Bexhill mum’s warning after daughter catches scarlet fever


A Bexhill mum has issued a warning to parents to be vigilant after her daughter was struck down with scarlet fever.

Tracey Folwell initially thought seven-year-old Annabelle had caught a cold when she kept her off school with a temperature on March 10.

Tracey gave her ibuprofen and, feeling better, Annabelle went back to school the following day.

Tracey said: “About 12.30pm, I had a call from King Offa saying Annabelle had a rash and to make doctor’s appointment.

“When I picked her up I was told she had a temperature of 40, but they gave her lots of fluids, and sat her in a cool room. The receptionist then said she thinks Annabelle has scarlet fever.”

Tracey took Annabelle to the doctor, who confirmed her daughter had contracted scarlet fever.

In a bid to alert other parents to the highly-contagious condition, Tracey spoke out on social media, urging parents to look out for symptoms over the weekend.

Tracey said she would have handled the situation differently, had she recognised the symptoms.

She said: “Annabelle was scratching her head in the morning, so I checked for nits. This could have been the rash starting.

“Also the temperature she had could have been a sign, but as it went down with medicine, that seemed OK. Also when we got to school, her cheeks were flushed, but then this happens going to school in general when it’s cold.”

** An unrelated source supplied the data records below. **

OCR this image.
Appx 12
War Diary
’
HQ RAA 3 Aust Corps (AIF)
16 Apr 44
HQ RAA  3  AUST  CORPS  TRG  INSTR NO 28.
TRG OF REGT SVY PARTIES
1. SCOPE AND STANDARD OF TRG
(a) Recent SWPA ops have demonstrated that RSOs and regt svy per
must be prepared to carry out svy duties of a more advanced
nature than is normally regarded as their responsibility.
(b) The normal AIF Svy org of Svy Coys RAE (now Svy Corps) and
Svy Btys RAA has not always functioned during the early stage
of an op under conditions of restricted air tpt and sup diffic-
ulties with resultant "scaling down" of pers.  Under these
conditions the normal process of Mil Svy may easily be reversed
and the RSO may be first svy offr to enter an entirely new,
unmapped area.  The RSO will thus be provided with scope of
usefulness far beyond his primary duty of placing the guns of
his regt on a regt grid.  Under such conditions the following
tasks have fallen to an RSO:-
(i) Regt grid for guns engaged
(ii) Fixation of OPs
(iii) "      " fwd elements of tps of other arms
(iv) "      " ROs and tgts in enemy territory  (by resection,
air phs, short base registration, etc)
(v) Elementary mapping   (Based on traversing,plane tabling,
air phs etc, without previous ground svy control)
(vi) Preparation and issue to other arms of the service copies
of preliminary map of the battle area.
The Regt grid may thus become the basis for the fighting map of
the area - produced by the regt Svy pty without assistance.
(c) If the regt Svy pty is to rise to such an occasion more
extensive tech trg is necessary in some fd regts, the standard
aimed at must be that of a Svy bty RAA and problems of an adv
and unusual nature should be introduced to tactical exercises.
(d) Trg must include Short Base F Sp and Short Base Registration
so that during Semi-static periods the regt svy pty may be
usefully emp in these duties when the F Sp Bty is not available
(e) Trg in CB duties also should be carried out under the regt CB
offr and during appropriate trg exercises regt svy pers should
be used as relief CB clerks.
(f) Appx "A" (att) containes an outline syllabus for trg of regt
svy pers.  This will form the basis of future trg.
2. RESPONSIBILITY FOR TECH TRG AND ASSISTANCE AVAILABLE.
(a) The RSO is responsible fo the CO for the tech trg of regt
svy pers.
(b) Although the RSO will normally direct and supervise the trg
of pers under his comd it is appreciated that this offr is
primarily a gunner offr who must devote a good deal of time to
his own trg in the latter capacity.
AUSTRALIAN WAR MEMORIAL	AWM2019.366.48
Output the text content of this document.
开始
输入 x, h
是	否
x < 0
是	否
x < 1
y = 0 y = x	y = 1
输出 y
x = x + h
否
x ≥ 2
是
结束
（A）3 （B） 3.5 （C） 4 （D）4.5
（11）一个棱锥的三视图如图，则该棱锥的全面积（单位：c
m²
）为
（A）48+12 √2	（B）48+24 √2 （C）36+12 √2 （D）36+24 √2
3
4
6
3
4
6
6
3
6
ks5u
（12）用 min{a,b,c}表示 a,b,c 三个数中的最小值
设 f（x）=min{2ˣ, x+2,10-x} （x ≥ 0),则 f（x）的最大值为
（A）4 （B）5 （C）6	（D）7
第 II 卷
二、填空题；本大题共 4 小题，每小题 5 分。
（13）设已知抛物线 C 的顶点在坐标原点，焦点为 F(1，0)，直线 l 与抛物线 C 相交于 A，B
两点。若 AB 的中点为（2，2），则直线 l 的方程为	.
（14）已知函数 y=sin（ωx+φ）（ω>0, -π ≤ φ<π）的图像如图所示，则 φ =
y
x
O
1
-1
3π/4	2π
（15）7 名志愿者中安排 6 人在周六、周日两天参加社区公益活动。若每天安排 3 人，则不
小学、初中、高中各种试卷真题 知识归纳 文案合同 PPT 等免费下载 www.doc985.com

Tracey kept Annabelle off school all last week, as her temperature continued to fluctuate and her appetite had been affected.

Tracey said: “When I saw the doctor again, they said it will take time to recover as it’s still a serious illness. “

She added: “I feel that people must be aware that their child is still contagious until 24 hours after taking the antibiotics.

“This may not affect the older generation of Bexhill, but knowing from myself, and other parents, you may get a sore throat that is very much like tonsillitis. I hope in speaking out it helped other parents’ awareness.”

King Offa School has been deep-cleaned in a bid to stop the infection spreading.